Garrett does not mention how he died, only that he died in 1879 and was buried in the Providence Church Cemetery. According to Garrett, the church was near the Johnson home off Middle Roswell Road in Cobb County.

It must have been just a few days after he was buried when several people noticed his gravesite had been disturbed. The mound appeared lumpy and irregular.

Later, several of Johnson’s acquaintances dug up his body. As they suspected, they were not the first. The clothes he was buried in were in the coffin, but there was no body.

Police learned that the prior evening, two men with a wagon crossed the Chattahoochee River at Johnson’s ferry and asked the ferryman about Providence Church.

Later that night, two men with a wagon crossed back over the river, only this time they crossed at Heard’s ferry. The ferryman on that trip commented on a foul smell coming from their wagon. The two men explained they had picked up a man who had had too much to drink, and he had thrown up in the back of the wagon.

Had the ferryman looked at what was covered up in the back of that wagon, he may have been sick himself.

In those days, medical colleges were paying top dollar for cadavers, which medical students used for training. A fresh body could fetch as much as $100, according to Garrett. The police knew about this and watched the city cemeteries closely. This drove grave robbers into the country cemeteries.

The police took one of the ferry operators to the Atlanta-area medical schools to see if he recognized anyone.

At Atlanta Medical College, he immediately identified janitor George Vaughn, who was standing near the gate. He was one of the men who had crossed the river the evening Johnson’s body was stolen.

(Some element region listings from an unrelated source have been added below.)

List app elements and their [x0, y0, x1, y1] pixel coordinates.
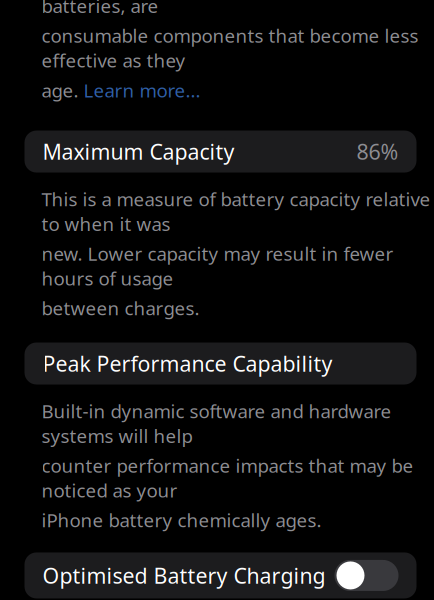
staticText: counter performance impacts that may be … — [42, 453, 414, 503]
button[interactable]: Peak Performance Capability — [24, 342, 416, 384]
staticText: between charges. — [42, 296, 200, 320]
button[interactable]: Optimised Battery Charging — [24, 552, 416, 598]
staticText: Peak Performance Capability — [42, 349, 332, 378]
button[interactable]: Learn more... — [84, 78, 200, 103]
staticText: Phone batteries, like all rechargeable b… — [42, 0, 370, 18]
staticText: consumable components that become less e… — [42, 23, 418, 73]
staticText: 86% — [356, 137, 398, 166]
staticText: Learn more... — [84, 78, 200, 103]
staticText: Built-in dynamic software and hardware s… — [42, 398, 392, 448]
staticText: new. Lower capacity may result in fewer … — [42, 241, 394, 291]
button[interactable]: Maximum Capacity — [24, 130, 416, 172]
staticText: Optimised Battery Charging — [42, 561, 326, 590]
staticText: age. — [42, 78, 84, 103]
staticText: This is a measure of battery capacity re… — [42, 186, 430, 236]
staticText: iPhone battery chemically ages. — [42, 508, 322, 532]
staticText: Maximum Capacity — [42, 137, 234, 166]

The suspect was taken to Marietta, found guilty and fined $600. Vaughn requested a new trial immediately, maintaining his innocence. Garrett does not note whether he got a second trail.

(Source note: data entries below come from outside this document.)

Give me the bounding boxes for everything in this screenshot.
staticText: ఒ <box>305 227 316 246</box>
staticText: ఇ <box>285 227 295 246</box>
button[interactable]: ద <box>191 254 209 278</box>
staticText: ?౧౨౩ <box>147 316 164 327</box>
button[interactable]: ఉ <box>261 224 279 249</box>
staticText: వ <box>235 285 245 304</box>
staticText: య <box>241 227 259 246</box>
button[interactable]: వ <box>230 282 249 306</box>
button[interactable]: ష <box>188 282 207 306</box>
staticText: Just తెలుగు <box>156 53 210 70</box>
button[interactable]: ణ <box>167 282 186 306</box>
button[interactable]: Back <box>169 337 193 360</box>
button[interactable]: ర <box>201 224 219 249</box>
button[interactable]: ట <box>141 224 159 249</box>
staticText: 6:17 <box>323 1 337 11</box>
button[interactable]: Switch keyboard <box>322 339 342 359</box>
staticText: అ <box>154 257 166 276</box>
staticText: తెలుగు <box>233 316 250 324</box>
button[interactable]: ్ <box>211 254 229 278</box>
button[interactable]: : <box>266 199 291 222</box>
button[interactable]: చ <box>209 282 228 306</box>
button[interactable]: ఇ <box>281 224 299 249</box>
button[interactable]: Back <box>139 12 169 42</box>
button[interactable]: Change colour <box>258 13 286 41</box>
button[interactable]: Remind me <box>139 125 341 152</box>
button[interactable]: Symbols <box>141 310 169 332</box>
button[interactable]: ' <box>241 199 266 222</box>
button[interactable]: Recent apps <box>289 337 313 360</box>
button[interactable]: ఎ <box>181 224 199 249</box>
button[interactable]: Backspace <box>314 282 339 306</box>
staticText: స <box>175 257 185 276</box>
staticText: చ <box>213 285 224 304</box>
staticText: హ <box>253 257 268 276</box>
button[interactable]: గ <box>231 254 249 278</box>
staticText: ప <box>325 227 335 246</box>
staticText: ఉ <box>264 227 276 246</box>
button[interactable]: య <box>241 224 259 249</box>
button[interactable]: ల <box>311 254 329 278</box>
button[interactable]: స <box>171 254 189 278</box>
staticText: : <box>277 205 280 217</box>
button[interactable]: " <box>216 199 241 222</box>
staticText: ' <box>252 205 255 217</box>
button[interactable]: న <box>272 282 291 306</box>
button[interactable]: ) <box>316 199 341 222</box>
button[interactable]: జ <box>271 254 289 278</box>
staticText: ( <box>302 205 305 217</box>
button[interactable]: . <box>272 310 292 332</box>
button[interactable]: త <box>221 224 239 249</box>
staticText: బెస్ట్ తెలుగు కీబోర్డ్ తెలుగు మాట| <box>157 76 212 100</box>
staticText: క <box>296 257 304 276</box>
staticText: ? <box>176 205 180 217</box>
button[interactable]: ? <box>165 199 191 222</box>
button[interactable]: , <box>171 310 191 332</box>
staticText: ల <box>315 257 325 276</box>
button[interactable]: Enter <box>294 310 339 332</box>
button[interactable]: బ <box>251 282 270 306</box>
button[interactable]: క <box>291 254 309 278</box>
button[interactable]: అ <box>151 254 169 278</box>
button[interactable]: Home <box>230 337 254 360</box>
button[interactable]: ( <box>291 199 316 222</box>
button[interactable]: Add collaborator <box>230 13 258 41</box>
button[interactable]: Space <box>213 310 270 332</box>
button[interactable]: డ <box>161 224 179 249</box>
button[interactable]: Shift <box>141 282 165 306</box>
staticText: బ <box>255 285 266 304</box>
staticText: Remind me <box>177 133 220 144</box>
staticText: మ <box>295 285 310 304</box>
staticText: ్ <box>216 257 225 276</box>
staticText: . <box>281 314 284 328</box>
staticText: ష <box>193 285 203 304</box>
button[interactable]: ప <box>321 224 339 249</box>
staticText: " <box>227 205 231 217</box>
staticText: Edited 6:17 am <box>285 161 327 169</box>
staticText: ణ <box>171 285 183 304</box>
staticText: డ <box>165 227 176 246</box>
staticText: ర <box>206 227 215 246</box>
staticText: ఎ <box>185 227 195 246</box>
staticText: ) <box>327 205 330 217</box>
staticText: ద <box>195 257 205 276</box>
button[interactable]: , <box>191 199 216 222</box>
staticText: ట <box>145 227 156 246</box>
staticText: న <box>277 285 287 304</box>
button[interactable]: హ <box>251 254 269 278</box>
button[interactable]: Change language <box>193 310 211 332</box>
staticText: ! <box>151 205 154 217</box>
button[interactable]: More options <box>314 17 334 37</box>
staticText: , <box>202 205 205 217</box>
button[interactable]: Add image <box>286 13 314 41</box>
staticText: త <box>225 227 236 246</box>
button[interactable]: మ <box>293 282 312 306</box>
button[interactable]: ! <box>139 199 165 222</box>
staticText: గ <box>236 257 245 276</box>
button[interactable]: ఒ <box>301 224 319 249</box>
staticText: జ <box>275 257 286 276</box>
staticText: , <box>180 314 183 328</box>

The police, meanwhile, never recovered William “Johnson” Johnston’s body.

Off Roswell Road in Cobb County, there is a New Providence Baptist Church adjoined by a small cemetery. The church dates back to just after the Civil War, and one of the first burials was a Mary Johnston in 1875.

The older headstones are worn and impossible to read, but I assume that is where Johnson’s grave had been. Even if I am right, what happened to William Johnson’s body remains a mystery to this day.